AMERICAS NEWS: Expand and contrast

Impending banking regulations appear to have served as an unexpected boon to Chicago-based real estate investment advisor Hunt Investment Management. After all, if it weren’t for restrictions on banks investing in risky assets, such as private equity and real estate funds, State Street Global Advisors (SSgA) may not have decided to sell its private real estate business to Hunt.

Indeed, SSgA’s recent sale of The Tuckerman Group’s $1.2 billion business to Hunt Investment Management is one case where a financial institution has opted to unload its private real estate fund business before having to deal with potentially prohibitive regulatory restrictions. While some financial institutions like Goldman Sachs are seeking refuge for their private funds in the exemptions found in Sections 3(c)(1) and 3(c)(7) of the Investment Advisers Act, others like the investment management arm of Boston-based State Street are bidding adieu to their private fund businesses (although SSgA is still holding onto its REIT businesses).

Upon the sale of its majority stake in Tuckerman (the firm’s senior management owns a minority stake) last month, SSgA said in a statement that it “chose to transition the private equity real estate business to Hunt Investment Management due to regulatory restrictions on investments in certain private fund offerings.” Although a spokeswoman for SSgA declined to specify what these ‘regulatory restrictions’ are or if Tuckerman is the firm’s sole private equity real estate business, the decision comes ahead of the publication of a final version of the Volcker Rule, which would curtail SSgA’s ownership of such private investment businesses.

Hunt, however, isn’t concerned about such possible restrictions as it doesn’t operate under the purview of the Volcker Rule or similar banking regulations. “Regulatory restrictions are not something that Hunt is worried about,” said Glen Weisberg, former chief executive of Tuckerman and now executive vice president of Hunt Investment Management. “The Dodd-Frank Act doesn’t affect them; they are not a bank holding company.”

In fact, the Tuckerman acquisition will enable Hunt Investment Management to expand its private equity real estate business in more ways than one.
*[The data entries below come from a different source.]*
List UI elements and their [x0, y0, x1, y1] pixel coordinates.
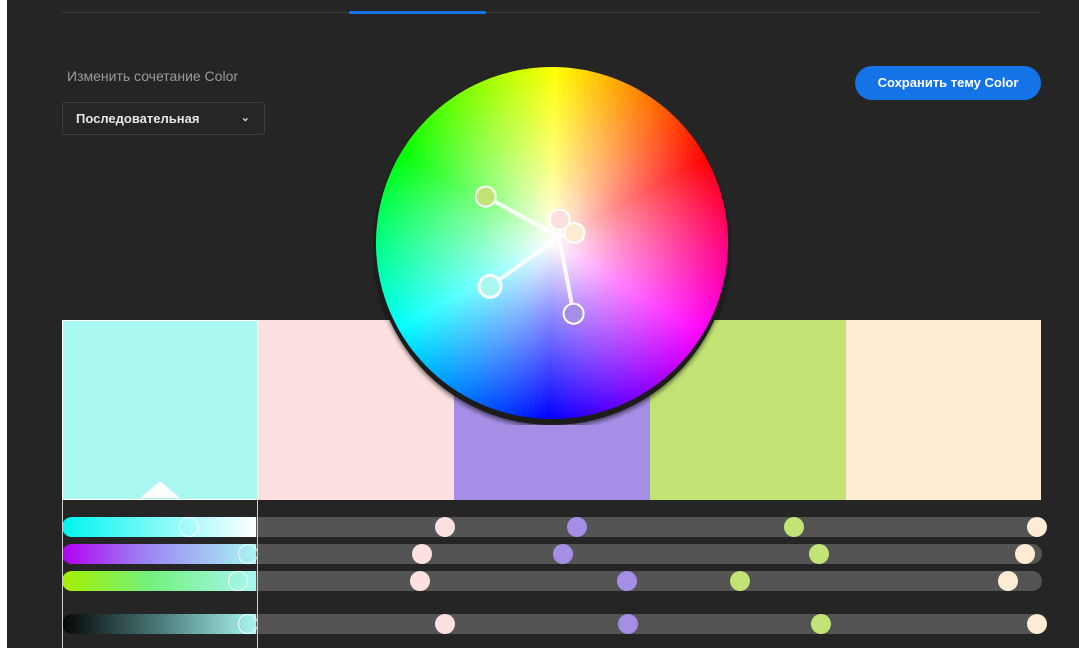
active-tab-indicator[interactable] — [349, 11, 486, 14]
slider-knob[interactable] — [566, 517, 587, 537]
harmony-rule-label: Изменить сочетание Color — [67, 68, 239, 84]
selected-swatch-frame — [62, 500, 258, 648]
slider-knob[interactable] — [435, 614, 456, 634]
slider-knob[interactable] — [617, 571, 638, 591]
save-theme-button[interactable]: Сохранить тему Color — [855, 66, 1041, 100]
slider-knob[interactable] — [808, 544, 829, 564]
wheel-marker[interactable] — [474, 185, 497, 208]
slider-knob[interactable] — [730, 571, 751, 591]
slider-knob[interactable] — [810, 614, 831, 634]
color-wheel-graphic[interactable] — [373, 67, 731, 425]
slider-knob[interactable] — [1015, 544, 1036, 564]
color-wheel-app: Изменить сочетание Color Последовательна… — [7, 0, 1079, 648]
slider-knob[interactable] — [618, 614, 639, 634]
wheel-marker[interactable] — [562, 302, 585, 325]
slider-knob[interactable] — [552, 544, 573, 564]
color-wheel[interactable] — [373, 67, 731, 425]
wheel-marker[interactable] — [563, 221, 586, 244]
tab-bar-line — [62, 12, 1040, 13]
slider-knob[interactable] — [1027, 517, 1048, 537]
slider-knob[interactable] — [784, 517, 805, 537]
slider-panel — [62, 500, 1048, 648]
slider-knob[interactable] — [997, 571, 1018, 591]
selected-swatch-marker-icon — [140, 481, 180, 498]
harmony-rule-dropdown[interactable]: Последовательная ⌄ — [62, 102, 265, 135]
slider-knob[interactable] — [411, 544, 432, 564]
slider-knob[interactable] — [409, 571, 430, 591]
slider-knob[interactable] — [435, 517, 456, 537]
harmony-rule-value: Последовательная — [76, 111, 200, 126]
wheel-marker[interactable] — [477, 273, 503, 299]
slider-knob[interactable] — [1027, 614, 1048, 634]
chevron-down-icon: ⌄ — [240, 112, 250, 124]
color-swatch[interactable] — [846, 320, 1041, 500]
color-swatch[interactable] — [62, 320, 258, 500]
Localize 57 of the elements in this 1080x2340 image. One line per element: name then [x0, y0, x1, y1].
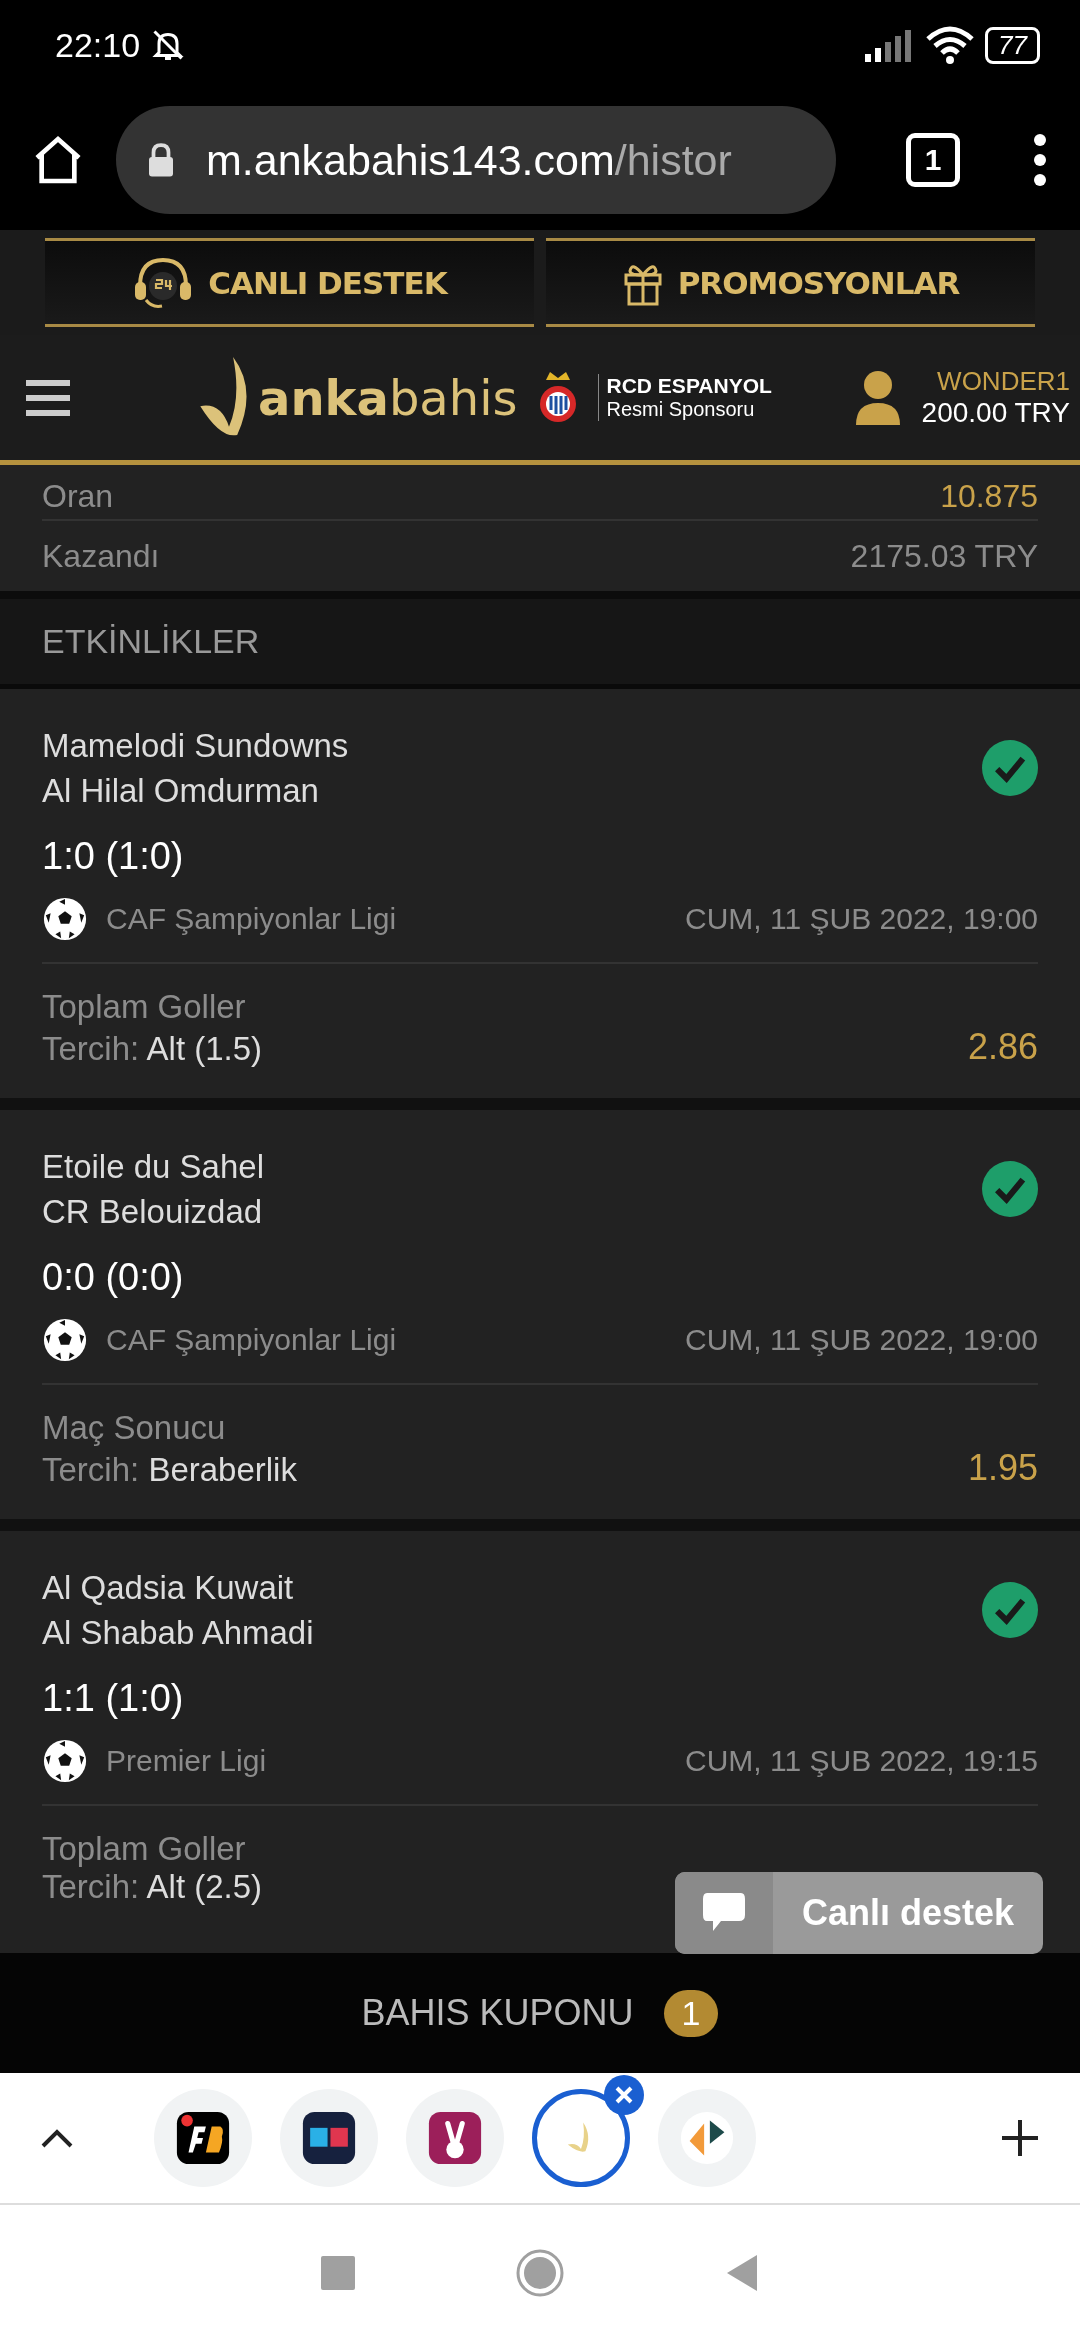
plus-icon[interactable]	[1000, 2118, 1040, 2158]
section-title: ETKİNLİKLER	[0, 591, 1080, 689]
clock-time: 22:10	[55, 25, 141, 65]
pick-text: Tercih: Beraberlik	[42, 1451, 297, 1489]
count-badge: 1	[663, 1989, 719, 2037]
promo-button[interactable]: PROMOSYONLAR	[546, 238, 1035, 327]
team-name: Mamelodi Sundowns	[42, 726, 349, 766]
match-date: CUM, 11 ŞUB 2022, 19:00	[685, 1323, 1038, 1357]
odds-value: 1.95	[967, 1447, 1038, 1489]
wifi-icon	[925, 25, 976, 65]
market-name: Maç Sonucu	[42, 1409, 227, 1447]
market-name: Toplam Goller	[42, 988, 247, 1026]
chevron-up-icon[interactable]	[40, 2127, 74, 2149]
username: WONDER1	[937, 366, 1070, 397]
app-icon	[678, 2109, 736, 2167]
promo-button[interactable]: CANLI DESTEK	[45, 238, 534, 327]
summary-label: Kazandı	[42, 537, 160, 575]
close-icon[interactable]	[604, 2075, 644, 2115]
match-score: 1:1 (1:0)	[42, 1677, 185, 1720]
market-name: Toplam Goller	[42, 1830, 247, 1868]
team-name: Etoile du Sahel	[42, 1147, 264, 1187]
league-name: CAF Şampiyonlar Ligi	[106, 902, 397, 936]
match-date: CUM, 11 ŞUB 2022, 19:15	[685, 1744, 1038, 1778]
league-name: CAF Şampiyonlar Ligi	[106, 1323, 397, 1357]
hand-sign-icon	[426, 2109, 484, 2167]
balance: 200.00 TRY	[921, 397, 1070, 429]
summary-value: 10.875	[940, 478, 1038, 515]
soccer-ball-icon	[42, 1317, 88, 1363]
back-icon[interactable]	[725, 2252, 759, 2293]
team-name: Al Hilal Omdurman	[42, 771, 320, 811]
league-name: Premier Ligi	[106, 1744, 267, 1778]
team-name: CR Belouizdad	[42, 1192, 264, 1232]
odds-value: 2.86	[967, 1026, 1038, 1068]
match-date: CUM, 11 ŞUB 2022, 19:00	[685, 902, 1038, 936]
app-icon	[300, 2109, 358, 2167]
summary-label: Oran	[42, 478, 114, 515]
lock-icon	[146, 142, 176, 178]
pick-text: Tercih: Alt (1.5)	[42, 1030, 263, 1068]
sponsor-note: Resmi Sponsoru	[606, 398, 756, 421]
sponsor-name: RCD ESPANYOL	[606, 374, 772, 398]
recents-icon[interactable]	[321, 2255, 355, 2290]
address-bar[interactable]: m.ankabahis143.com/histor	[116, 106, 836, 214]
tab-count-button[interactable]: 1	[906, 133, 960, 187]
team-name: Al Shabab Ahmadi	[42, 1613, 314, 1653]
battery-indicator: 77	[985, 26, 1040, 64]
soccer-ball-icon	[42, 896, 88, 942]
bet-slip-label[interactable]: BAHIS KUPONU	[361, 1992, 634, 2034]
match-score: 1:0 (1:0)	[42, 835, 185, 878]
user-icon[interactable]	[853, 368, 902, 427]
soccer-ball-icon	[42, 1738, 88, 1784]
site-logo: ankabahis	[258, 369, 518, 426]
summary-value: 2175.03 TRY	[850, 537, 1038, 575]
pick-text: Tercih: Alt (2.5)	[42, 1868, 263, 1906]
match-score: 0:0 (0:0)	[42, 1256, 185, 1299]
team-name: Al Qadsia Kuwait	[42, 1568, 295, 1608]
app-icon	[174, 2109, 232, 2167]
menu-icon[interactable]	[26, 377, 70, 418]
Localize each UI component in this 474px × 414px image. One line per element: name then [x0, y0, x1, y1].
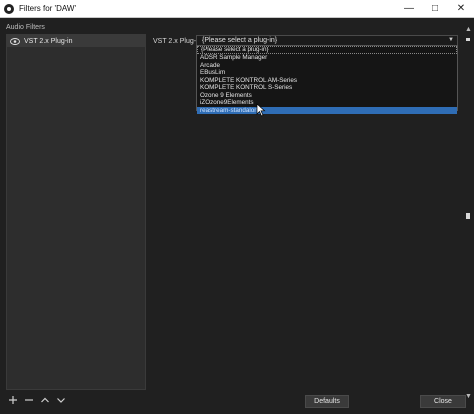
dropdown-option[interactable]: iZOzone9Elements	[197, 99, 457, 107]
scrollbar-thumb[interactable]	[466, 213, 470, 219]
dropdown-option[interactable]: Ozone 9 Elements	[197, 92, 457, 100]
dropdown-option-highlighted[interactable]: reastream-standalone	[197, 106, 457, 114]
dropdown-option[interactable]: Arcade	[197, 62, 457, 70]
scroll-down-icon[interactable]: ▼	[465, 393, 472, 400]
plugin-label: VST 2.x Plug-in	[153, 38, 202, 45]
defaults-button[interactable]: Defaults	[305, 395, 349, 408]
dropdown-option[interactable]: KOMPLETE KONTROL AM-Series	[197, 77, 457, 85]
dropdown-option[interactable]: KOMPLETE KONTROL S-Series	[197, 84, 457, 92]
maximize-button[interactable]: □	[422, 0, 448, 18]
remove-icon[interactable]	[24, 395, 34, 405]
move-up-icon[interactable]	[40, 395, 50, 405]
audio-filters-label: Audio Filters	[6, 24, 45, 31]
filter-list-item[interactable]: VST 2.x Plug-in	[7, 35, 145, 47]
obs-logo-icon	[4, 3, 14, 14]
plugin-dropdown[interactable]: {Please select a plug-in} ADSR Sample Ma…	[196, 45, 458, 114]
mouse-cursor-icon	[256, 103, 266, 117]
window-title: Filters for 'DAW'	[19, 4, 76, 13]
move-down-icon[interactable]	[56, 395, 66, 405]
title-bar: Filters for 'DAW' — □ ✕	[0, 0, 474, 18]
scrollbar-thumb-top[interactable]	[466, 38, 470, 41]
add-icon[interactable]	[8, 395, 18, 405]
chevron-down-icon[interactable]: ▼	[448, 37, 454, 43]
close-window-button[interactable]: ✕	[448, 0, 474, 18]
filter-list[interactable]: VST 2.x Plug-in	[6, 34, 146, 390]
dropdown-option[interactable]: EBusLim	[197, 69, 457, 77]
eye-icon[interactable]	[10, 37, 20, 45]
minimize-button[interactable]: —	[396, 0, 422, 18]
dropdown-option[interactable]: {Please select a plug-in}	[197, 46, 457, 54]
properties-scrollbar[interactable]: ▲ ▼	[463, 26, 474, 402]
filter-item-label: VST 2.x Plug-in	[24, 37, 73, 45]
plugin-select-value: {Please select a plug-in}	[202, 37, 278, 44]
close-button[interactable]: Close	[420, 395, 466, 408]
dropdown-option[interactable]: ADSR Sample Manager	[197, 54, 457, 62]
scroll-up-icon[interactable]: ▲	[465, 26, 472, 33]
filter-controls	[8, 395, 66, 405]
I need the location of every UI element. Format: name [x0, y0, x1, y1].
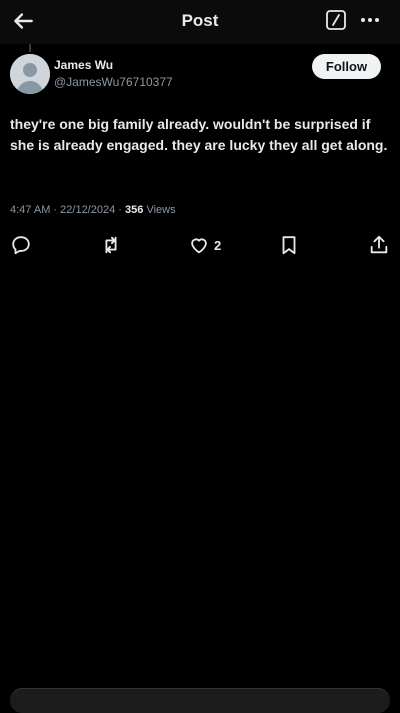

Not only does the deal help the firm grow physically — the purchase of Tuckerman augments its presence in Chicago while establishing a presence in New York — it also enables Hunt to enter into the opportunistic investment business.

“The Tuckerman Group historically has been more on the opportunistic side of deals, while we’ve been more of a value-added player,” said Douglas Tibbetts, chief executive officer of Hunt Investment Management. He confirmed that this transaction will allow Hunt to enter into opportunistic investments with third-party capital.

In addition to Tuckerman’s contracts, 11 staff members and 7,100 apartment units, Hunt Investment Management has acquired three separate accounts and three commingled funds from the multifamily investment specialist. It also has gained 30 new clients as a result of the deal.

“Tuckerman has a nice business, and Glen and his team are very good at what they do,” Tibbetts added. “We thought it was a unique opportunity to grow our platform.”

Weisberg told PERE: “When we were looking for a new partner, we wanted a firm that would have a platform that would appeal to our clients. Hunt Investment Management is a specialist in multifamily, so it was a nice meshing of investment strategies. In addition, Hunt is retaining all senior management and offices, and that was important to us as well.”

Neither Weisberg nor Tibbetts could confirm that Tuckerman was State Street’s sole private real estate business. However, SSgA selling the platform is clearly a sign that it is skittish about dealing with banking regulations such as those in the Dodd-Frank Wall Street Reform and Consumer Protection Act.

Furthermore, this deal serve as a reminder of the dwindling number of banks and other similar financial institutions participating in the private real estate market. Indeed, the number of banks and financial institutions that are active in the private equity real estate space is small enough as it is. With SSgA selling Tuckerman, it appears to have gotten even smaller.